Kongres Luar Biasa (KLB) Gerakan Mahasiswa Nasional Indonesia (GmnI) yang digelar di Medan pada 2016 menuai berbagai kritik, baik dari kalangan internal maupun pihak eksternal organisasi. Sebagai organisasi yang telah melahirkan banyak tokoh nasional, GmnI seharusnya mampu mempertahankan integritas, idealisme, dan visi perjuangannya.Â
Namun, dalam pelaksanaannya, KLB 2016 justru dianggap tidak mencerminkan nilai-nilai yang diusung oleh organisasi ini. Ada beberapa aspek yang menjadi titik sorotan, mulai dari proses pemilihan hingga arah kebijakan yang diambil dalam KLB tersebut.
1. Mekanisme dan Legitimasi KLB
Salah satu kritik utama terhadap KLB GmnI 2016 adalah terkait mekanisme penyelenggaraannya. Beberapa pihak menilai bahwa KLB tersebut tidak memiliki dasar yang kuat dan terkesan dipaksakan.
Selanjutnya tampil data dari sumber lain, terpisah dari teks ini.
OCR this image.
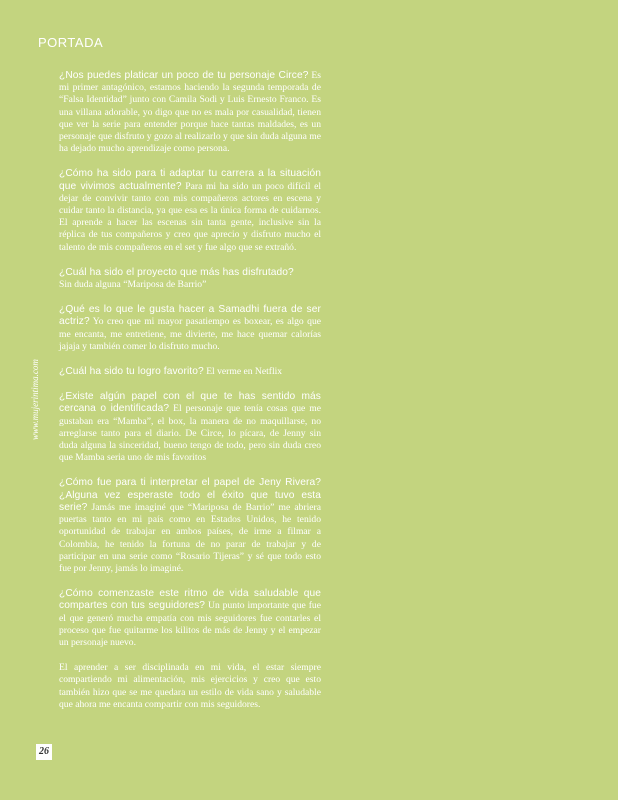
PORTADA
www.mujerintima.com

¿Nos puedes platicar un poco de tu personaje Circe? Es mi primer antagónico, estamos haciendo la segunda temporada de “Falsa Identidad” junto con Camila Sodi y Luis Ernesto Franco. Es una villana adorable, yo digo que no es mala por casualidad, tienen que ver la serie para entender porque hace tantas maldades, es un personaje que disfruto y gozo al realizarlo y que sin duda alguna me ha dejado mucho aprendizaje como persona.

¿Cómo ha sido para ti adaptar tu carrera a la situación que vivimos actualmente? Para mi ha sido un poco difícil el dejar de convivir tanto con mis compañeros actores en escena y cuidar tanto la distancia, ya que esa es la única forma de cuidarnos. El aprende a hacer las escenas sin tanta gente, inclusive sin la réplica de tus compañeros y creo que aprecio y disfruto mucho el talento de mis compañeros en el set y fue algo que se extrañó.

¿Cuál ha sido el proyecto que más has disfrutado?
Sin duda alguna “Mariposa de Barrio”

¿Qué es lo que le gusta hacer a Samadhi fuera de ser actriz? Yo creo que mi mayor pasatiempo es boxear, es algo que me encanta, me entretiene, me divierte, me hace quemar calorías jajaja y también comer lo disfruto mucho.

¿Cuál ha sido tu logro favorito? El verme en Netflix

¿Existe algún papel con el que te has sentido más cercana o identificada? El personaje que tenía cosas que me gustaban era “Mamba”, el box, la manera de no maquillarse, no arreglarse tanto para el diario. De Circe, lo pícara, de Jenny sin duda alguna la sinceridad, bueno tengo de todo, pero sin duda creo que Mamba seria uno de mis favoritos

¿Cómo fue para ti interpretar el papel de Jeny Rivera? ¿Alguna vez esperaste todo el éxito que tuvo esta serie? Jamás me imaginé que “Mariposa de Barrio” me abriera puertas tanto en mi país como en Estados Unidos, he tenido oportunidad de trabajar en ambos países, de irme a filmar a Colombia, he tenido la fortuna de no parar de trabajar y de participar en una serie como “Rosario Tijeras” y sé que todo esto fue por Jenny, jamás lo imaginé.

¿Cómo comenzaste este ritmo de vida saludable que compartes con tus seguidores? Un punto importante que fue el que generó mucha empatía con mis seguidores fue contarles el proceso que fue quitarme los kilitos de más de Jenny y el empezar un personaje nuevo.

El aprender a ser disciplinada en mi vida, el estar siempre compartiendo mi alimentación, mis ejercicios y creo que esto también hizo que se me quedara un estilo de vida sano y saludable que ahora me encanta compartir con mis seguidores.

26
Menurut sebagian besar anggota, penyelenggaraan KLB bukanlah solusi ideal untuk menyelesaikan permasalahan yang terjadi di tubuh GmnI, tetapi justru dapat memperburuk kondisi internal organisasi.
 KLB dianggap hanya dijadikan alat untuk mengonsolidasikan kekuatan dan kepentingan kelompok tertentu tanpa memedulikan mekanisme demokratis yang seharusnya dijunjung tinggi oleh organisasi yang mengklaim berideologi Pancasila ini.
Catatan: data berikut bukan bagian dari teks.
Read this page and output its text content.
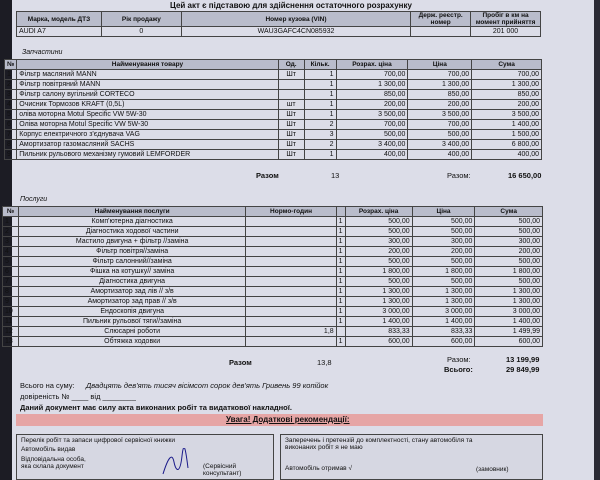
Цей акт є підставою для здійснення остаточного розрахунку
Марка, модель ДТЗ	Рік продажу	Номер кузова (VIN)	Держ. реєстр. номер	Пробіг в км на момент прийняття
AUDI A7	0	WAU3GAFC4CN085932		201 000
Запчастини
№	Найменування товару	Од.	Кільк.	Розрах. ціна	Ціна	Сума
1	Фільтр масляний MANN	Шт	1	700,00	700,00	700,00
2	Фільтр повітряний MANN		1	1 300,00	1 300,00	1 300,00
3	Фільтр салону вугільний CORTECO		1	850,00	850,00	850,00
4	Очисник Тормозов KRAFT (0,5L)	шт	1	200,00	200,00	200,00
5	оліва моторна Motul Specific VW 5W-30	Шт	1	3 500,00	3 500,00	3 500,00
6	Оліва моторна Motul Specific VW 5W-30	Шт	2	700,00	700,00	1 400,00
7	Корпус електричного з'єднувача VAG	Шт	3	500,00	500,00	1 500,00
8	Амортизатор газомасляний SACHS	Шт	2	3 400,00	3 400,00	6 800,00
9	Пильник рульового механізму гумовий LEMFORDER	Шт	1	400,00	400,00	400,00
Разом	13	Разом:	16 650,00
Послуги
№	Найменування послуги	Нормо-годин		Розрах. ціна	Ціна	Сума
1	Комп'ютерна діагностика		1	500,00	500,00	500,00
2	Діагностика ходової частини		1	500,00	500,00	500,00
3	Мастило двигуна + фільтр //заміна		1	300,00	300,00	300,00
4	Фільтр повітря//заміна		1	200,00	200,00	200,00
5	Фільтр салонний//заміна		1	500,00	500,00	500,00
6	Фішка на котушку// заміна		1	1 800,00	1 800,00	1 800,00
7	Діагностика двигуна		1	500,00	500,00	500,00
8	Амортизатор зад лів // з/в		1	1 300,00	1 300,00	1 300,00
9	Амортизатор зад прав // з/в		1	1 300,00	1 300,00	1 300,00
10	Ендоскопія двигуна		1	3 000,00	3 000,00	3 000,00
11	Пильник рульової тяги//заміна		1	1 400,00	1 400,00	1 400,00
12	Слюсарні роботи	1,8		833,33	833,33	1 499,99
13	Обтяжка ходовки		1	600,00	600,00	600,00
Разом	13,8	Разом:	13 199,99
Всього:	29 849,99
Всього на суму: Двадцять дев'ять тисяч вісімсот сорок дев'ять Гривень 99 копійок
довіреність № ____ від ________
Даний документ має силу акта виконаних робіт та видаткової накладної.
Увага! Додаткові рекомендації:
Перелік робіт та запаси цифрової сервісної книжки
Автомобіль видав
Відповідальна особа,
яка склала документ	(Сервісний консультант)
Заперечень і претензій до комплектності, стану автомобіля та
виконаних робіт я не маю
Автомобіль отримав √	(замовник)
Mekanisme KLB yang dianggap tidak transparan memicu pertanyaan tentang legitimasi hasil-hasil yang dihasilkan. Banyak anggota yang mempertanyakan proses pemilihan dan pengambilan keputusan yang dinilai tidak sesuai dengan prosedur organisasi. Beberapa peserta yang hadir bahkan merasa tidak mendapatkan akses informasi yang cukup mengenai agenda dan prosedur KLB, sehingga banyak keputusan yang diambil tanpa melibatkan seluruh elemen organisasi secara penuh.
2. Kepentingan Elit dan Politik Praktis
Kritik selanjutnya terkait dugaan adanya kepentingan elit dan politik praktis dalam pelaksanaan KLB tersebut. Sebagai organisasi yang seharusnya menjadi wadah perjuangan mahasiswa, GmnI diharapkan tetap netral dan berfokus pada kepentingan rakyat, bukan terjebak dalam kepentingan politik praktis. Namun, KLB 2016 di Medan memperlihatkan indikasi adanya pengaruh eksternal dari aktor-aktor politik yang berkepentingan untuk menguasai GmnI sebagai alat mobilisasi politik.
Banyak yang menilai bahwa KLB ini diwarnai oleh tarik-menarik kepentingan dari beberapa elit politik nasional yang melihat GmnI sebagai kekuatan yang potensial untuk dimanfaatkan demi tujuan politik jangka pendek. Kondisi ini menyebabkan GmnI, sebagai organisasi ideologis, kehilangan arah dan menjadi rentan terhadap polarisasi. Keterlibatan elit politik dalam KLB bukan hanya menodai prinsip independensi GmnI, tetapi juga merusak citra organisasi sebagai tempat kaderisasi yang berintegritas.